駒田:三味線をカジュアルな存在にしたいです。プロの奏者が増えてほしいというわけではなくて、関わる人の分母が増えてほしい。かつて、三味線はもっと身近なもので、民謡もその土地に根ざした歌として、人々の生活に寄り添ってきたものだった。ラジオもインターネットもない時代に、田植えの歌がなぜ遠く離れた地域でも歌われていたのかというと、口伝えで広まりながら、その過程で姿形を少しずつ変えながら生き続けてきたから。今の時代にあやふやな状態で存在できるものってほとんどないじゃないですか。まるで大規模な伝言ゲームみたいで面白いと思うんです。三味線を「伝統」と崇めるのではなく、三味線をより身近な存在に感じてもらえるような活動をしていきたいと思っています。
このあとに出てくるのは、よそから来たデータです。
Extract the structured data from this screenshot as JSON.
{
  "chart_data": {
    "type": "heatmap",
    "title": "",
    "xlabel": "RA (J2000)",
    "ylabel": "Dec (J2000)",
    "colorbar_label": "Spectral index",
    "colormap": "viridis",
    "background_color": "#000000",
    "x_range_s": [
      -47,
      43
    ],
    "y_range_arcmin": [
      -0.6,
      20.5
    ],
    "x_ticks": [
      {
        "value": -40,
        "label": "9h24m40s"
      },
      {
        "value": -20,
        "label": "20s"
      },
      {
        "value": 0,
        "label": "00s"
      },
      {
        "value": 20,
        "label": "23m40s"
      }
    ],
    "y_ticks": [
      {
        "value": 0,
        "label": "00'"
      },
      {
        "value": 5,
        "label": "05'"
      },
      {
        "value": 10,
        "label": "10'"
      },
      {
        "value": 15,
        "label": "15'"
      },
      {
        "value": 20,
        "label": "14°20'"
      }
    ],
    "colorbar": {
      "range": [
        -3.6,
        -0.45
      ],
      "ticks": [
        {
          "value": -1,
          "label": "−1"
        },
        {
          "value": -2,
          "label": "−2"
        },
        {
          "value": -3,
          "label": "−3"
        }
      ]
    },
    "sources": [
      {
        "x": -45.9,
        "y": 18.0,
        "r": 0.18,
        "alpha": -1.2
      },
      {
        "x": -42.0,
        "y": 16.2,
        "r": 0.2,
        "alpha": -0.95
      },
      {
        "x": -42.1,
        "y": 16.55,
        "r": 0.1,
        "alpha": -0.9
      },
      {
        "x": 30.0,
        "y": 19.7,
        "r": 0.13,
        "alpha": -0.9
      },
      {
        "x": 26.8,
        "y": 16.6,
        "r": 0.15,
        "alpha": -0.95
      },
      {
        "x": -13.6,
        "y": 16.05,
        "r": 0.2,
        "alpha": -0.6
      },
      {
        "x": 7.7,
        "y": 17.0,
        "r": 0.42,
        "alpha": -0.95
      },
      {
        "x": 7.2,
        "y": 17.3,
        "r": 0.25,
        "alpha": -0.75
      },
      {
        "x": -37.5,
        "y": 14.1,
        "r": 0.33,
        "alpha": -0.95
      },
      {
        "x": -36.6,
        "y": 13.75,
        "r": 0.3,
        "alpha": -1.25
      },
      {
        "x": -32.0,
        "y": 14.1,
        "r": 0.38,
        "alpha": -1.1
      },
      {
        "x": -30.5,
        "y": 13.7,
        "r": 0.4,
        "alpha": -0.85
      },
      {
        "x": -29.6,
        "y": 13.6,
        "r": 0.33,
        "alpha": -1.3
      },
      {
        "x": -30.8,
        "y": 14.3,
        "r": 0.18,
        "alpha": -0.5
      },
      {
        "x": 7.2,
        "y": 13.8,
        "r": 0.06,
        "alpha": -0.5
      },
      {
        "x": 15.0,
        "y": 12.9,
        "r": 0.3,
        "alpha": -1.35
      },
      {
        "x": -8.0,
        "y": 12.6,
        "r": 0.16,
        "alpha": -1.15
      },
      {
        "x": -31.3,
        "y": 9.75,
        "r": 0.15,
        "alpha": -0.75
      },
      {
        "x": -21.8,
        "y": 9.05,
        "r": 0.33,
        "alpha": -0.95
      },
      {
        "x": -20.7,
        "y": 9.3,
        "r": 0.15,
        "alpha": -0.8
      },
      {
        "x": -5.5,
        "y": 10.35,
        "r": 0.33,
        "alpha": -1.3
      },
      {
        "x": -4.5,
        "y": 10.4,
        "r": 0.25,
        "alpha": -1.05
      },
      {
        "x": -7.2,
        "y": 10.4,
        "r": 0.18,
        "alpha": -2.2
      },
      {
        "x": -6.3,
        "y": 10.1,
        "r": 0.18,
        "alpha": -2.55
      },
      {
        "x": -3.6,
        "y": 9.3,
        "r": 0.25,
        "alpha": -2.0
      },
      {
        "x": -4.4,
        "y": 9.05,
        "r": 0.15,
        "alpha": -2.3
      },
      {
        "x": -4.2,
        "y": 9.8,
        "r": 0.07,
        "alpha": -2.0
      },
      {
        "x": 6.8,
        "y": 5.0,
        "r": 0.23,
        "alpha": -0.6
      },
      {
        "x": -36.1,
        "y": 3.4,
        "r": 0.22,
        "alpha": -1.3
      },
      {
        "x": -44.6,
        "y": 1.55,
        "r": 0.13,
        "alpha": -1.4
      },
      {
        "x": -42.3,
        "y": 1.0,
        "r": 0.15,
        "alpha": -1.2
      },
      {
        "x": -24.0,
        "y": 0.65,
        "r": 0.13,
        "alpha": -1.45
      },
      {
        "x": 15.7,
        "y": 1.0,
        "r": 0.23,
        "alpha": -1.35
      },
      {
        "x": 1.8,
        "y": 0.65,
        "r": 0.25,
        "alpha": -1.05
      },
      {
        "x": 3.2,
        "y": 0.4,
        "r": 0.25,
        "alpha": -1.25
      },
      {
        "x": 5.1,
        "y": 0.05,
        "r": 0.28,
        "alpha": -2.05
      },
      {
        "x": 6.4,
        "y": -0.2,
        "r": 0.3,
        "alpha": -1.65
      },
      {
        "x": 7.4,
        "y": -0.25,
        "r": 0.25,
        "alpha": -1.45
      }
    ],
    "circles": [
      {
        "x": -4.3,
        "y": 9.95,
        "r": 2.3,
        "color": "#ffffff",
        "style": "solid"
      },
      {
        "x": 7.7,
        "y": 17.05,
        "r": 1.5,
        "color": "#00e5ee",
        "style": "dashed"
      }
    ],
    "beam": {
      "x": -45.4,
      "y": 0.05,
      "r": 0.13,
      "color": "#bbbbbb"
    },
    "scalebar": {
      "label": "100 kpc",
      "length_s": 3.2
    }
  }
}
だから、SNSではポップスのカバー動画を投稿するし、私の演奏会では民謡以外の楽曲も演奏します。生活の中にもう一度取り戻したいんです。そして、三味線人口を増やすための目標としては、譜面のリリースと修理技術の勉強に取り組んでいます。私も習い始めたころは情報が少なくて苦労したので、気軽に三味線に取り組めるような環境を整えていきたい。そして、三味線奏者よりも三味線を修理できる人の人口の方が急激に減少しているので、少しずつ修理の仕方も学んでいます。三味線は修理しながら長く使い続けるものなのですが、海外の方は特に修理が大変みたいで。ありもので代用している人もいるみたいなんです。私のオンラインの三味線レッスンに参加してくれている海外の生徒さんも多くいるので、そういう人たちのサポートもできたらなって思います。